Pour rédiger son livre, Uta Hinz a eu recours à de nombreuses archives et à des textes rédigés tant en allemand, qu’en anglais et en français. Elle maîtrise apparemment très bien l’historiographie récente de la Première Guerre mondiale dans ces trois langues (on s’étonne cependant, de l’absence de l’ouvrage de George Mosse dans la bibliographie). Ses conclusions intermédiaires sont donc très solidement étayées d’un point de vue scientifique. Le lecteur s’y rallie d’autant plus facilement que ces conclusions sont amenées par des démonstrations précises et très clairement formulées. Les illustrations sont peu nombreuses mais très bien choisies. L’ironie qu’on sent poindre dans le récit de certaines anecdotes ne nuit en rien au traitement d’un sujet austère. En outre, l’auteur conserve toujours à l’égard des autres historiens une sérénité éloignée des polémiques qui agitent souvent le monde des historiens français de la Première Guerre mondiale (cf. Jean Birnbaum, « 1914-1918, guerre de tranchées entre historiens », Le Monde, 10 mars 2006).

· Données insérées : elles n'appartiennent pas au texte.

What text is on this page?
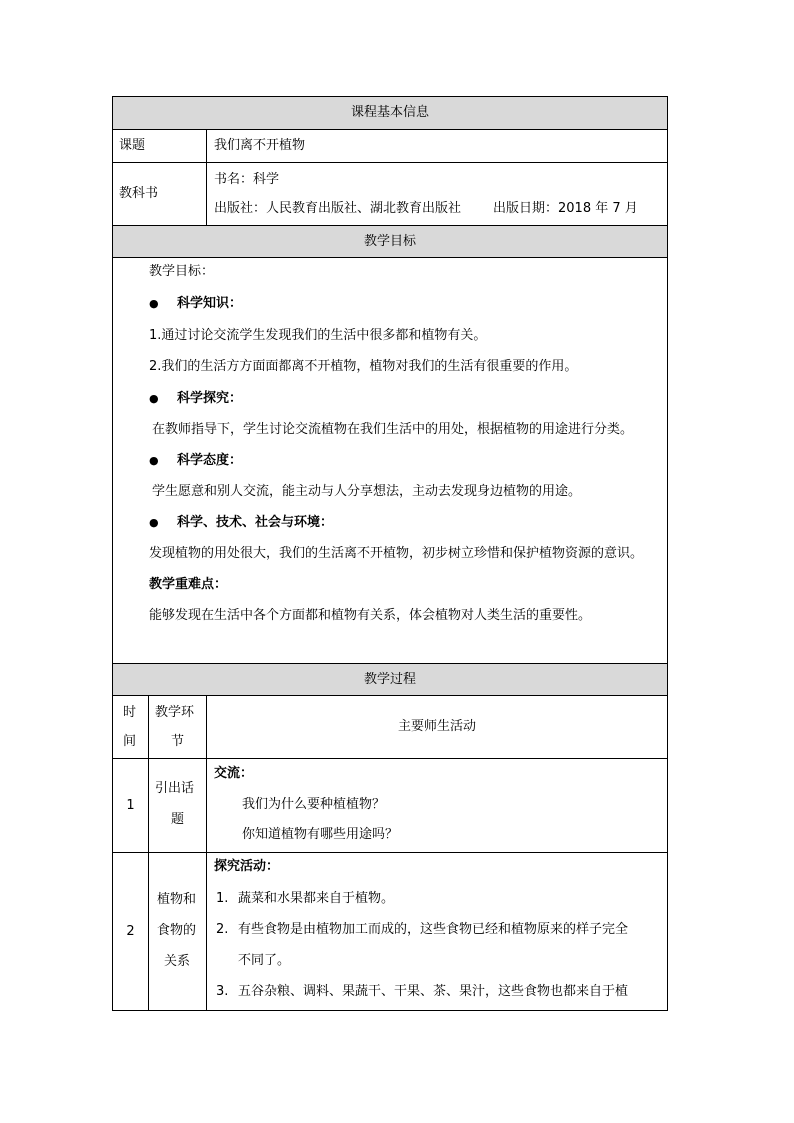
课程基本信息
课题	我们离不开植物
教科书
书名：科学
出版社：人民教育出版社、湖北教育出版社 出版日期：2018 年 7 月
教学目标
教学目标：
● 科学知识：
1.通过讨论交流学生发现我们的生活中很多都和植物有关。
2.我们的生活方方面面都离不开植物，植物对我们的生活有很重要的作用。
● 科学探究：
在教师指导下，学生讨论交流植物在我们生活中的用处，根据植物的用途进行分类。
● 科学态度：
学生愿意和别人交流，能主动与人分享想法，主动去发现身边植物的用途。
● 科学、技术、社会与环境：
发现植物的用处很大，我们的生活离不开植物，初步树立珍惜和保护植物资源的意识。
教学重难点：
能够发现在生活中各个方面都和植物有关系，体会植物对人类生活的重要性。
教学过程
时
间
教学环
节
主要师生活动
1
引出话
题
交流：
我们为什么要种植植物？
你知道植物有哪些用途吗？
2
植物和
食物的
关系
探究活动：
1. 蔬菜和水果都来自于植物。
2. 有些食物是由植物加工而成的，这些食物已经和植物原来的样子完全
不同了。
3. 五谷杂粮、调料、果蔬干、干果、茶、果汁，这些食物也都来自于植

Au chapitre des regrets, on peut signaler l’absence d’un index. On peut aussi trouver dommage que l’auteur n’ait pas développé plus longuement les dix pages concernant la vie culturelle des camps. Dans le même domaine, on aurait aimé savoir si la captivité en Allemagne avait laissé une trace, à moyen terme, dans la littérature ou dans le cinéma. L’étude des souvenirs de captivité du général de Gaulle ou d’un film tel que La Règle du jeu permettrait probablement de déterminer dans quelle mesure le souvenir de la captivité en Allemagne a pu être modifié après la guerre. Il était peut-être difficile d’aborder la captivité d’un tel point de vue, culturel, avant qu’une histoire factuelle solide en soit établie. C’est maintenant chose faite avec le livre d’Uta Hintz. A défaut de trancher définitivement le débat sur la continuité entre la Première et la Deuxième Guerre mondiale, l’ouvrage s’imposera certainement par son sérieux et son caractère exhaustif comme une référence indispensable, apte à nourrir des comparaisons avec la situation des prisonniers allemands en France, par exemple, ou avec celle des internés civils en Allemagne.